We’re making a splash this #MaritimeMonday ...

Black and white image of a large freighter ship being dropped into a busy river with many ships.

We’re making a splash this #MaritimeMonday. This photograph shows the launching of the Cape Bon in Wilmington, Delaware on April 17, 1943.

The C1-A freighter was built by the Pusey & Jones Corporation for the for U.S. Maritime Commission. The vessel was initially used as a freight ship, but was converted to a troop ship by Bethlehem Steel’s 56th Street shipyard in New York City in October of 1943.
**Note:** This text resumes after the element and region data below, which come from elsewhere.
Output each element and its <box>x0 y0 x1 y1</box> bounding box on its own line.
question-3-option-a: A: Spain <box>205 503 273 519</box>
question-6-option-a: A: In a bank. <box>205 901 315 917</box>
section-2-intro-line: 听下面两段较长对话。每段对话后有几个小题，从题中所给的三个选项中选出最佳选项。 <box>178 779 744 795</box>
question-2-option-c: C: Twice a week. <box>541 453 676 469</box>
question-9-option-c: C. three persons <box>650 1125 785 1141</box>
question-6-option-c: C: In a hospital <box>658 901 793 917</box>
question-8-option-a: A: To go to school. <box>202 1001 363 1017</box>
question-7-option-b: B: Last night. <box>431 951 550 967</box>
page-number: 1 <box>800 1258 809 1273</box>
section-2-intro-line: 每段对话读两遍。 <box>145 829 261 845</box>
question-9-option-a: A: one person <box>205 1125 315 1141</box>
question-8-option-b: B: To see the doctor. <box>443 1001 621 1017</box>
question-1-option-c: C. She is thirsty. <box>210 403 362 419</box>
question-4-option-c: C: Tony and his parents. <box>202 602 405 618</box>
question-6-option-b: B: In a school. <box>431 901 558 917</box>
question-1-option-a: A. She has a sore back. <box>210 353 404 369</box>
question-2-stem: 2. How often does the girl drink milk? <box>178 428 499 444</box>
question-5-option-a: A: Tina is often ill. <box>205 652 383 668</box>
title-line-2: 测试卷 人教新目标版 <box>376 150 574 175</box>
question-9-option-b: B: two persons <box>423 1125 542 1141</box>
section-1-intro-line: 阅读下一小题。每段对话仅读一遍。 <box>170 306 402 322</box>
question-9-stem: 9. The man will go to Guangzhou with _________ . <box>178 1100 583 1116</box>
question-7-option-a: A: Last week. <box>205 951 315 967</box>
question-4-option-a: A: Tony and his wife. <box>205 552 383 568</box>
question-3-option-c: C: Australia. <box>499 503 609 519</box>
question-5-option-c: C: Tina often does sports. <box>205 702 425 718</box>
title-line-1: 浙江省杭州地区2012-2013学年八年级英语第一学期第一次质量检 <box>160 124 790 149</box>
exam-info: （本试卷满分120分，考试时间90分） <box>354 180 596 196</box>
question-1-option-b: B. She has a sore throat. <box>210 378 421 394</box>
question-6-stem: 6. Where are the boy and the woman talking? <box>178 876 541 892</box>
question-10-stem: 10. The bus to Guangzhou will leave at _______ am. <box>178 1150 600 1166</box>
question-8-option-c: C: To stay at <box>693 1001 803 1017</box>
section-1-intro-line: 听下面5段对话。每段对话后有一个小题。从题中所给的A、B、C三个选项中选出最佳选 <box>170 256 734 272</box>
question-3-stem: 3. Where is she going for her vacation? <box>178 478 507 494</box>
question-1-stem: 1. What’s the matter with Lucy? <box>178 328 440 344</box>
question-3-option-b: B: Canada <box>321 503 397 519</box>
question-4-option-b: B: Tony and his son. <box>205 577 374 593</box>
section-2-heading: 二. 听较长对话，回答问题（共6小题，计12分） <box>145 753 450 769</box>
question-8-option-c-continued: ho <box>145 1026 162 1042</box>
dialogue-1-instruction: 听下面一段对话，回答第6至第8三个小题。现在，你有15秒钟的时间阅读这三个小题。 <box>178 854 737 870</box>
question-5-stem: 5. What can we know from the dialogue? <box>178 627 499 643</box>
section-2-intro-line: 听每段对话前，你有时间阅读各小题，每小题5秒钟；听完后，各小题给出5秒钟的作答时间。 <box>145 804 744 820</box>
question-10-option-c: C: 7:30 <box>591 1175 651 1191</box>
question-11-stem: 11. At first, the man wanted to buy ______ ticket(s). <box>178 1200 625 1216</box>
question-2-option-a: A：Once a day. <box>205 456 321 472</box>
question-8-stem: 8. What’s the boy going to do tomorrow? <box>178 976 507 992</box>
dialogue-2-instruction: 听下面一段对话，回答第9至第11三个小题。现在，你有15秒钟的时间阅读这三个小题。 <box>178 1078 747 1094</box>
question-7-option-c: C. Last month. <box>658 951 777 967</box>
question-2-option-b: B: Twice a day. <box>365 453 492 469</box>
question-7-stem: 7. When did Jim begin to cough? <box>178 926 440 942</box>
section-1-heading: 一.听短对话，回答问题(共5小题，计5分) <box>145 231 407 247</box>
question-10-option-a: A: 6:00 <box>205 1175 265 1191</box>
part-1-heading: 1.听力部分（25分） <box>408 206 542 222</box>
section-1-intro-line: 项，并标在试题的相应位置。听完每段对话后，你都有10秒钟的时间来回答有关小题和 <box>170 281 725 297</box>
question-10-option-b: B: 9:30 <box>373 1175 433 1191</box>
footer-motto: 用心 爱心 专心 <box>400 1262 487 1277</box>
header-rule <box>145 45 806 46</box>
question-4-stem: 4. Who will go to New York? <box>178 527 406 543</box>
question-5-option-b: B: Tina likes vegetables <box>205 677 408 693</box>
Thereafter, the Cape Bon was operated by the Grace Line for the War Shipping Administration during World War II, traveling between ports in San Francisco, California and Portland, Oregon to sites in Hawaii, Guadalcanal, Japan, the Philippines, and various atoll islands in the Pacific Ocean before being scrapped in 1965.

This item is part of Hagley Library's Pusey and Jones Corporation photograph collection (Accession 1972.350). Pusey and Jones was founded in 1848, and built ships and machines in Wilmington, Delaware. While the company was best known for its yachts and pleasure crafts, that business declined in the mid-20th century. After World War II, the company shifted all of its operations to paper-making machinery until its closure in 1959.